Tuf Cooper has never shied away from being Roy Cooper's son and the expectations that come with it. He's always embraced it.
“It is the biggest advantage that is out there, to be the legend Roy Cooper's son,” said the 22-year-old Texas cowboy. “The best expectations to have are the expectations to be great.”
Greatness is what Oklahoma cowboy Roy Cooper of Durant was with a rope. Tuf Cooper's father won eight world championships in the Professional Rodeo Cowboys Association: six calf roping gold buckles, one steer roping title and one all-around championship.
Tuf wasn't alive when his dad was the dominant roper on the planet. The youngest of Roy Cooper's three sons, Tuf was born in 1990, six years after his dad won his last gold buckle.

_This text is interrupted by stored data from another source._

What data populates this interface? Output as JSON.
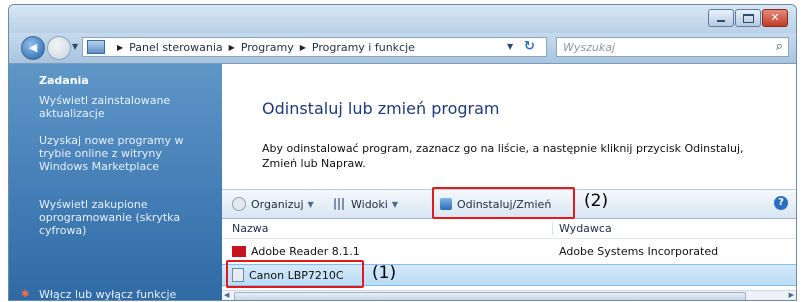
{
  "address": {
    "segments": [
      "Panel sterowania",
      "Programy",
      "Programy i funkcje"
    ],
    "search_placeholder": "Wyszukaj"
  },
  "sidebar": {
    "title": "Zadania",
    "items": [
      "Wyświetl zainstalowane aktualizacje",
      "Uzyskaj nowe programy w trybie online z witryny Windows Marketplace",
      "Wyświetl zakupione oprogramowanie (skrytka cyfrowa)",
      "Włącz lub wyłącz funkcje"
    ]
  },
  "main": {
    "heading": "Odinstaluj lub zmień program",
    "description": "Aby odinstalować program, zaznacz go na liście, a następnie kliknij przycisk Odinstaluj, Zmień lub Napraw."
  },
  "toolbar": {
    "organize": "Organizuj",
    "views": "Widoki",
    "uninstall_change": "Odinstaluj/Zmień",
    "help": "?"
  },
  "list": {
    "columns": [
      "Nazwa",
      "Wydawca"
    ],
    "rows": [
      {
        "name": "Adobe Reader 8.1.1",
        "publisher": "Adobe Systems Incorporated"
      },
      {
        "name": "Canon LBP7210C",
        "publisher": ""
      }
    ]
  },
  "callouts": [
    "(1)",
    "(2)"
  ],
  "colors": {
    "sidebar": "#3e7bb6",
    "highlight_box": "#e11a1a",
    "heading": "#1f3a78",
    "selected_row": "#c9e3f9"
  }
}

At age 18, Tuf became the youngest cowboy ever to qualify to the National Finals Rodeo in calf roping.
In December, Tuf claimed his first world championship in calf roping. He was just 21 at the time, the same age as his dad when he won his first world title.

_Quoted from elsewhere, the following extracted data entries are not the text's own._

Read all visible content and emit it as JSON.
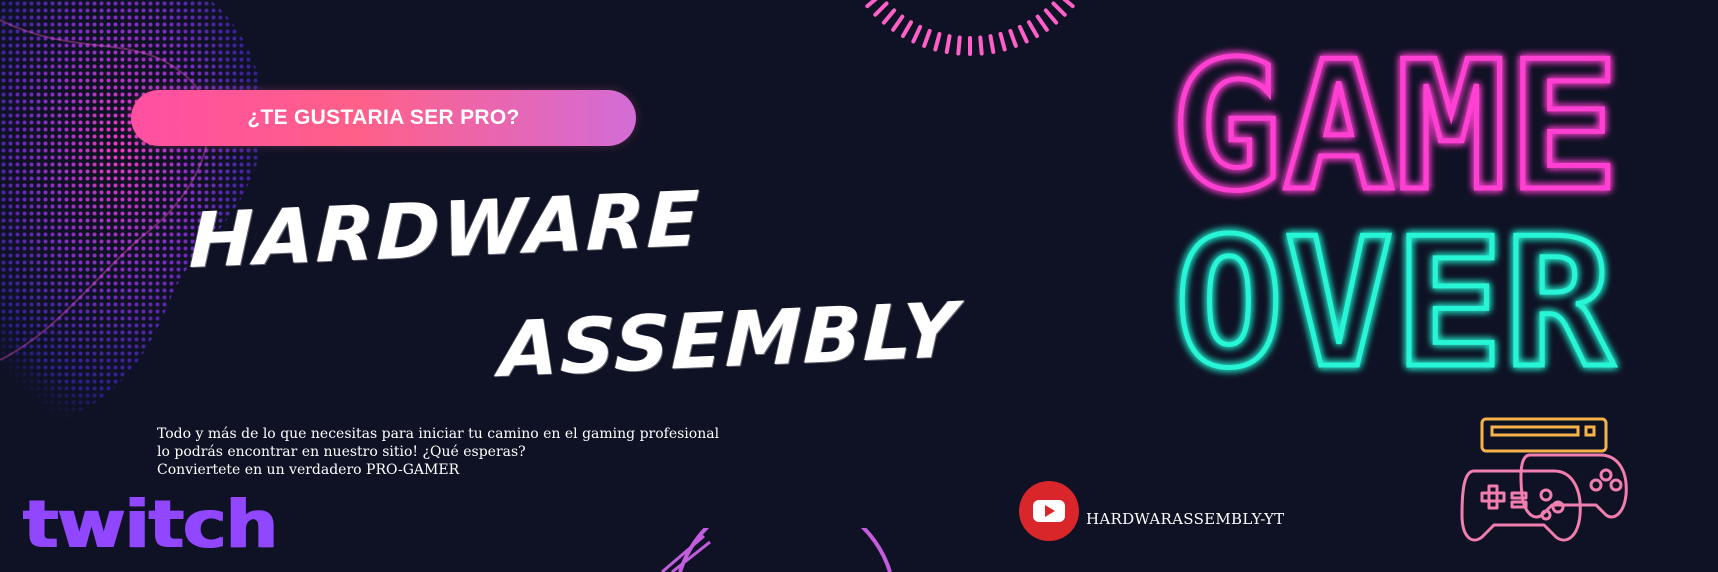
{
  "banner": {
    "pill_text": "¿TE GUSTARIA SER PRO?",
    "title_line1": "HARDWARE",
    "title_line2": "ASSEMBLY",
    "description_lines": [
      "Todo y más de lo que necesitas para iniciar tu camino en el gaming profesional",
      "lo podrás encontrar en nuestro sitio! ¿Qué esperas?",
      "Conviertete en un verdadero PRO-GAMER"
    ],
    "twitch_logo": "twitch",
    "youtube_handle": "HARDWARASSEMBLY-YT",
    "neon_line1": "GAME",
    "neon_line2": "OVER"
  },
  "colors": {
    "background": "#0f1224",
    "pill_gradient_start": "#ff4fa3",
    "pill_gradient_end": "#d36cd6",
    "neon_pink": "#ff3fd2",
    "neon_cyan": "#27f5d6",
    "twitch_purple": "#9146ff",
    "youtube_red": "#d8262a",
    "controller_outline": "#f07fb0",
    "console_outline": "#f5b24a"
  },
  "icons": {
    "youtube": "youtube-play-icon",
    "controllers": "gamepad-icon",
    "console": "retro-console-icon"
  }
}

“I have learned how to win from my dad,” Tuf said. “That is the biggest thing that he's taught me. That's something that's hard to learn. Not very many people can teach how to win and he's the very best at it.”

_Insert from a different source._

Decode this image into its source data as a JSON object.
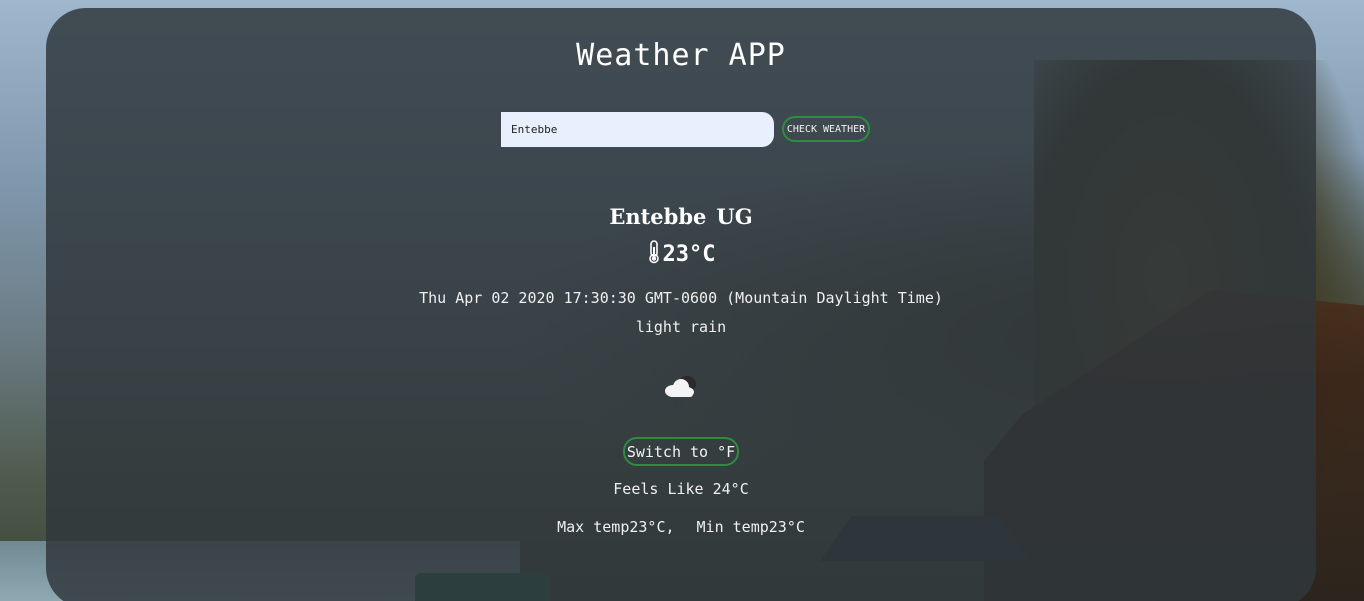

Tuf said he started thinking about winning a gold buckle the first time a serious thought came into in his head. He admits his father's success has always motivated him.
“That pushed me in the practice pen to be better every day and it still continues to push me because he's got eight (world championships). I only have one. I got a lot of work to do, a whole lot of work to do.”
Tuf ropes between 200 and 300 calves each year for money. Before and after each calf roping run, he calls his dad.
“I try to seek advice from him before the run and try to learn something from him after the run. He's already been through everything that I am going through. Who better to ask advice from than him? And whenever I can't get a hold of Roy, Trevor is at the rodeo.”
Trevor is Trevor Brazile, a 16-time world roping champion who also is a member of the family. Brazile is married to Roy Cooper's stepdaughter.
At last year's NFR, Tuf's horse was injured. Brazile had two top horses there and sold one to Tuf.
“I didn't have anything to ride,” Tuf said. “He let me buy one from him so I could have the very best chance I could.”
Tuf won the world title and was seeking to become a national champion in the National Circuit Finals Rodeo, but took a no time Saturday afternoon when his calf ran through the loop and didn't qualify for Sunday's final round, which begins at 1 p.m.
The National Circuit Finals Rodeo marked only the second time that Tuf had roped in State Fair Arena. He has never lived in Oklahoma. Roy Cooper moved the family to Texas before he was born.
Still, Tuf was nostalgic about competing in the arena that once was the home of the NFR and the place where his father won all eight of his world championships.
“It's like playing in them old ballparks,” Tuf said “This is the arena where all that used to happen. It's where all those guys who we look up to, this is where they became who they are, this arena right here. It's something special to be able to rope in the same arena.”